Kein Anschluss unter 110: Wenn Notrufe verloren gehen

In NRW können die Leitstellen der Polizei Zehntausende von Telefonaten nicht entgegennehmen. Eine neue Technik soll helfen.

Düsseldorf. Stellen Sie sich vor, Sie sind Zeuge eines schweren Unfalls auf der Autobahn. Sie rufen unter 110 die Polizei an, lassen klingeln. Keiner geht ran. Sie legen wieder auf und regen sich auf — ihr Anruf ist „verloren gegangen“. Das ist kein Einzelfall. Rund zehn Prozent solcher Notrufe konnten im vergangenen Jahr etwa in der Düsseldorfer Polizeileitstelle nicht angenommen werden.

Ähnliches zeigt der Blick ins Bergische Land: Von 162 321 Notrufen konnte das Polizeipräsidium Wuppertal 7662 Anrufe nicht annehmen. Und in Köln sind im Jahr 2012 von 419 773 Notrufen 43 612 Anrufe „verloren gegangen“. Ein Notruf gilt dann als „verloren“, wenn er nach mehr als fünf Sekunden Wartezeit vom Anrufer beendet wird, ohne dass der Anruf durch die entsprechende Leitstelle angenommen wurde.

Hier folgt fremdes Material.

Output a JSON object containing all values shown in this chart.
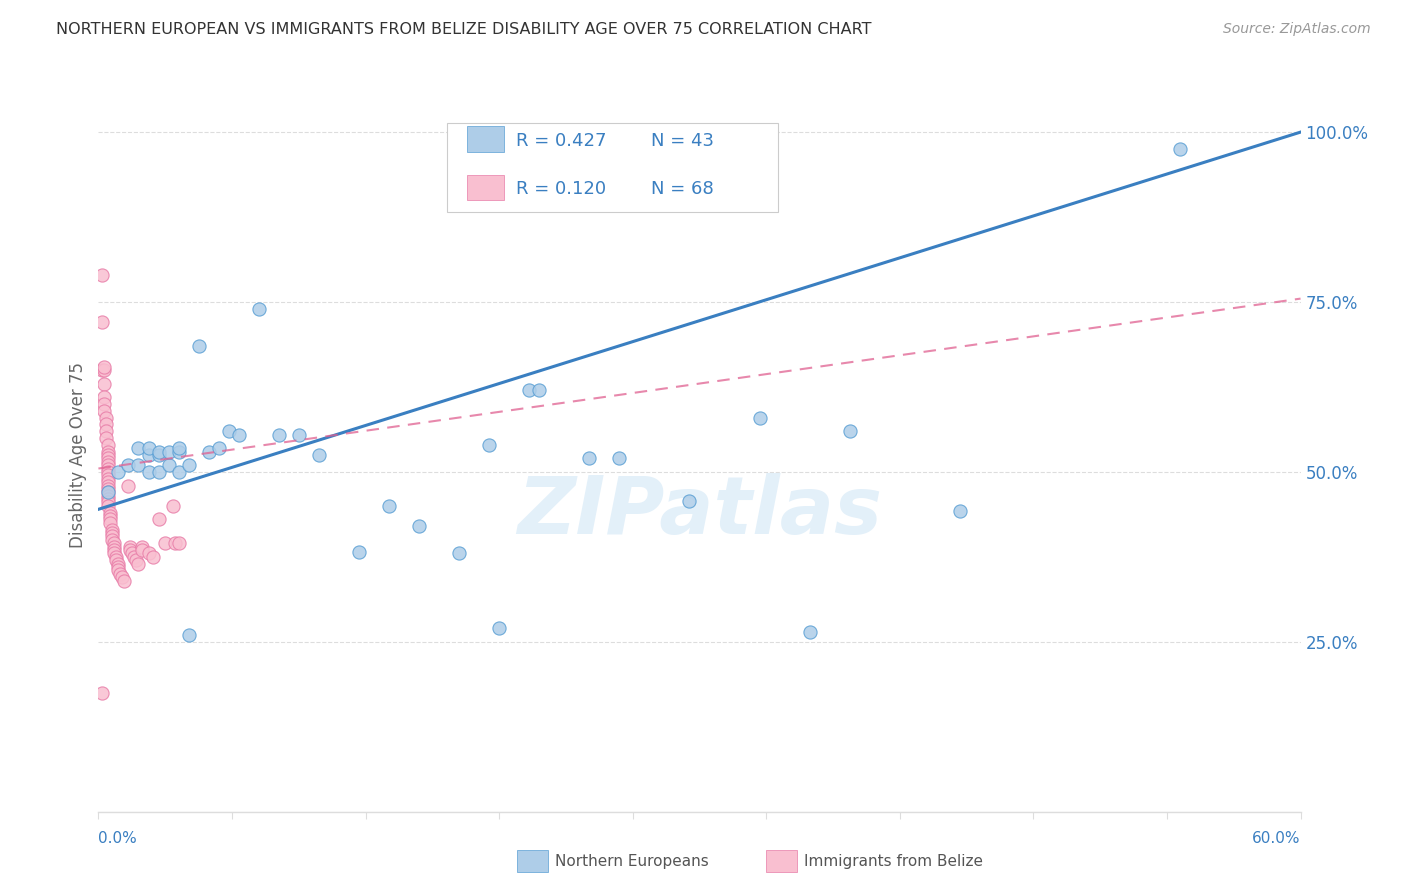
{
  "title": "NORTHERN EUROPEAN VS IMMIGRANTS FROM BELIZE DISABILITY AGE OVER 75 CORRELATION CHART",
  "source": "Source: ZipAtlas.com",
  "ylabel": "Disability Age Over 75",
  "watermark": "ZIPatlas",
  "legend_r1": "R = 0.427",
  "legend_n1": "N = 43",
  "legend_r2": "R = 0.120",
  "legend_n2": "N = 68",
  "blue_color": "#aecde8",
  "pink_color": "#f9bfd0",
  "blue_edge_color": "#5a9fd4",
  "pink_edge_color": "#e87da8",
  "blue_line_color": "#3a7fc1",
  "pink_line_color": "#e06090",
  "blue_scatter_x": [
    0.005,
    0.01,
    0.015,
    0.02,
    0.02,
    0.025,
    0.025,
    0.025,
    0.03,
    0.03,
    0.03,
    0.035,
    0.035,
    0.04,
    0.04,
    0.04,
    0.045,
    0.045,
    0.05,
    0.055,
    0.06,
    0.065,
    0.07,
    0.08,
    0.09,
    0.1,
    0.11,
    0.13,
    0.145,
    0.16,
    0.18,
    0.195,
    0.2,
    0.215,
    0.22,
    0.245,
    0.26,
    0.295,
    0.33,
    0.355,
    0.375,
    0.43,
    0.54
  ],
  "blue_scatter_y": [
    0.47,
    0.5,
    0.51,
    0.535,
    0.51,
    0.5,
    0.525,
    0.535,
    0.5,
    0.525,
    0.53,
    0.51,
    0.53,
    0.5,
    0.53,
    0.535,
    0.26,
    0.51,
    0.685,
    0.53,
    0.535,
    0.56,
    0.555,
    0.74,
    0.555,
    0.555,
    0.525,
    0.382,
    0.45,
    0.42,
    0.38,
    0.54,
    0.27,
    0.62,
    0.62,
    0.52,
    0.52,
    0.457,
    0.58,
    0.265,
    0.56,
    0.442,
    0.975
  ],
  "pink_scatter_x": [
    0.002,
    0.002,
    0.002,
    0.003,
    0.003,
    0.003,
    0.003,
    0.003,
    0.004,
    0.004,
    0.004,
    0.004,
    0.005,
    0.005,
    0.005,
    0.005,
    0.005,
    0.005,
    0.005,
    0.005,
    0.005,
    0.005,
    0.005,
    0.005,
    0.005,
    0.005,
    0.005,
    0.005,
    0.005,
    0.005,
    0.006,
    0.006,
    0.006,
    0.006,
    0.007,
    0.007,
    0.007,
    0.007,
    0.008,
    0.008,
    0.008,
    0.008,
    0.009,
    0.009,
    0.01,
    0.01,
    0.01,
    0.011,
    0.012,
    0.013,
    0.015,
    0.016,
    0.016,
    0.017,
    0.018,
    0.019,
    0.02,
    0.022,
    0.022,
    0.025,
    0.027,
    0.03,
    0.033,
    0.037,
    0.038,
    0.04,
    0.002,
    0.003
  ],
  "pink_scatter_y": [
    0.79,
    0.72,
    0.65,
    0.65,
    0.63,
    0.61,
    0.6,
    0.59,
    0.58,
    0.57,
    0.56,
    0.55,
    0.54,
    0.53,
    0.525,
    0.52,
    0.515,
    0.51,
    0.505,
    0.5,
    0.495,
    0.49,
    0.485,
    0.48,
    0.475,
    0.47,
    0.465,
    0.46,
    0.455,
    0.45,
    0.44,
    0.435,
    0.43,
    0.425,
    0.415,
    0.41,
    0.405,
    0.4,
    0.395,
    0.39,
    0.385,
    0.38,
    0.375,
    0.37,
    0.365,
    0.36,
    0.355,
    0.35,
    0.345,
    0.34,
    0.48,
    0.39,
    0.385,
    0.38,
    0.375,
    0.37,
    0.365,
    0.39,
    0.385,
    0.38,
    0.375,
    0.43,
    0.395,
    0.45,
    0.395,
    0.395,
    0.175,
    0.655
  ],
  "xmin": 0.0,
  "xmax": 0.6,
  "ymin": 0.0,
  "ymax": 1.05,
  "grid_color": "#dddddd",
  "blue_trend_x0": 0.0,
  "blue_trend_y0": 0.445,
  "blue_trend_x1": 0.6,
  "blue_trend_y1": 1.0,
  "pink_trend_x0": 0.0,
  "pink_trend_y0": 0.505,
  "pink_trend_x1": 0.6,
  "pink_trend_y1": 0.755
}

Wolfgang Beus ist Sprecher des Innenministeriums und erklärt: „Die Statistiken sind erklärbar. Verloren gegangen ist deshalb der falsche Begriff. Es ist ein Notruf, der nicht entgegengenommen wurde. “ Bei herausragenden Vorkommnissen könne es durchaus zu einer Überlastung der Anschlüsse kommen. Wie beispielsweise eben bei jenem Verkehrsunfall, nach dem bis zu dreißig Menschen die 110 wählen. Oder Fälle, in denen der Anrufer auflegt, weil er festgestellt hat, dass ein anderer Zeuge die Polizei bereits alarmiert hat. Alle diese Telefonate fließen in die Statistik ein.

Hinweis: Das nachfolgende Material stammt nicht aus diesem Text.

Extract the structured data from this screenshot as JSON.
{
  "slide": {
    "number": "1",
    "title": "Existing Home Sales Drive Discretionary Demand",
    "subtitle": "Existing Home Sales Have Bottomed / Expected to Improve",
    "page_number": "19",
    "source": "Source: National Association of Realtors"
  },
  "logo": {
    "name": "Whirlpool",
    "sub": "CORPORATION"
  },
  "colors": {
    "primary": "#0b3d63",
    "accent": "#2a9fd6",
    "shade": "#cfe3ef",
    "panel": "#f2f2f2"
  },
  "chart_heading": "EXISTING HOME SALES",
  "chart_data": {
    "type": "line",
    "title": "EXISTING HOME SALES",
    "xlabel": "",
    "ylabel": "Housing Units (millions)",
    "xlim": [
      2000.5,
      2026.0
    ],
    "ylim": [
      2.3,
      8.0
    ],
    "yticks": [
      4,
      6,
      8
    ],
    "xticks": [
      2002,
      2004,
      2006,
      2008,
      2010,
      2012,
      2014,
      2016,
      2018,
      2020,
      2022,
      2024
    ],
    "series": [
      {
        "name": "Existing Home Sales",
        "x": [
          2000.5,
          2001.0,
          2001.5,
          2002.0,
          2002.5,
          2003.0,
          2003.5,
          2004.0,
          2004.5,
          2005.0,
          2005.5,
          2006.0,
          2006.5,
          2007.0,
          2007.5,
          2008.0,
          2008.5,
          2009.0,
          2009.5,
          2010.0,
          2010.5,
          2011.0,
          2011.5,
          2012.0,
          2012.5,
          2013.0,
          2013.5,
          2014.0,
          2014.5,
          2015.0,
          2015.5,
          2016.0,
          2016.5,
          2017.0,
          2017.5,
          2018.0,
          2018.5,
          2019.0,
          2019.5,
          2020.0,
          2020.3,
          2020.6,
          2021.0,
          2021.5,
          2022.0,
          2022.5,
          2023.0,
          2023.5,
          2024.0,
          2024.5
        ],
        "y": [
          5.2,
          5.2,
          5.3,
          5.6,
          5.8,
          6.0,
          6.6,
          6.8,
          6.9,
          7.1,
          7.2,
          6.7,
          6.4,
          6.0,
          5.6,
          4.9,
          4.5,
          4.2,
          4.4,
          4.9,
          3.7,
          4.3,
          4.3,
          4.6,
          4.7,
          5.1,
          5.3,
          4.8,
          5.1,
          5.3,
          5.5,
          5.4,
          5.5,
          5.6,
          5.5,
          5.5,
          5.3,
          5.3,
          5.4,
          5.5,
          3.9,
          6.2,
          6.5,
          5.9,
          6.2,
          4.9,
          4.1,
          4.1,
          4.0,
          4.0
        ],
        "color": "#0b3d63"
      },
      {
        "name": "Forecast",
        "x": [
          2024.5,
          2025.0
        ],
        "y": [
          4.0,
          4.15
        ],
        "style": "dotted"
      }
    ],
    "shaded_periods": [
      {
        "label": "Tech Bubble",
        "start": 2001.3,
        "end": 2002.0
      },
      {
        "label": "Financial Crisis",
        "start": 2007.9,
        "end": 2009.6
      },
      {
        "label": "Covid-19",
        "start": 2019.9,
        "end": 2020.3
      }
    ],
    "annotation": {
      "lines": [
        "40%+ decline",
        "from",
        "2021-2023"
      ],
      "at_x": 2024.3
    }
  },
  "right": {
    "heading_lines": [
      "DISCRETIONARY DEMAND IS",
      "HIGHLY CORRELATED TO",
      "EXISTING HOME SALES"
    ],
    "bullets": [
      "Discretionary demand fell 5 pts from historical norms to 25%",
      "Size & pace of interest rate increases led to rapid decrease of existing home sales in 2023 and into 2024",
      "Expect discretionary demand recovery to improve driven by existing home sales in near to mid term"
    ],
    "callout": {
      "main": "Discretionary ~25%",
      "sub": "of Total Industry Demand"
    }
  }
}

Andreas Czogalla, Pressesprecher der Polizei Düsseldorf, betont: „Einige legen sofort auf, einige verwählen sich.“ Abgebrochene Anrufe könnten viele Gründe haben. „Die Polizei kommt, wo Hilfe und Not erforderlich sind. Wir gehen immer an den Apparat, wir kümmern uns“, erklärt Czogalla. Ihm sei „kein einziger Fall bekannt, bei dem ein wirklicher Notfall nicht bei der Polizei gelandet ist.“

Im Dezember 2015 könnten sich die Statistiken bessern. Bis dahin sollen die Polizeipräsidien in NRW mit einer modernisierten Technik ausgestattet sein. Sie ermöglicht eine Weiterleitung von Notrufen an Präsidien in anderen Städten. Ein Notruf in Düsseldorf könnte dann zuerst in Wuppertal landen.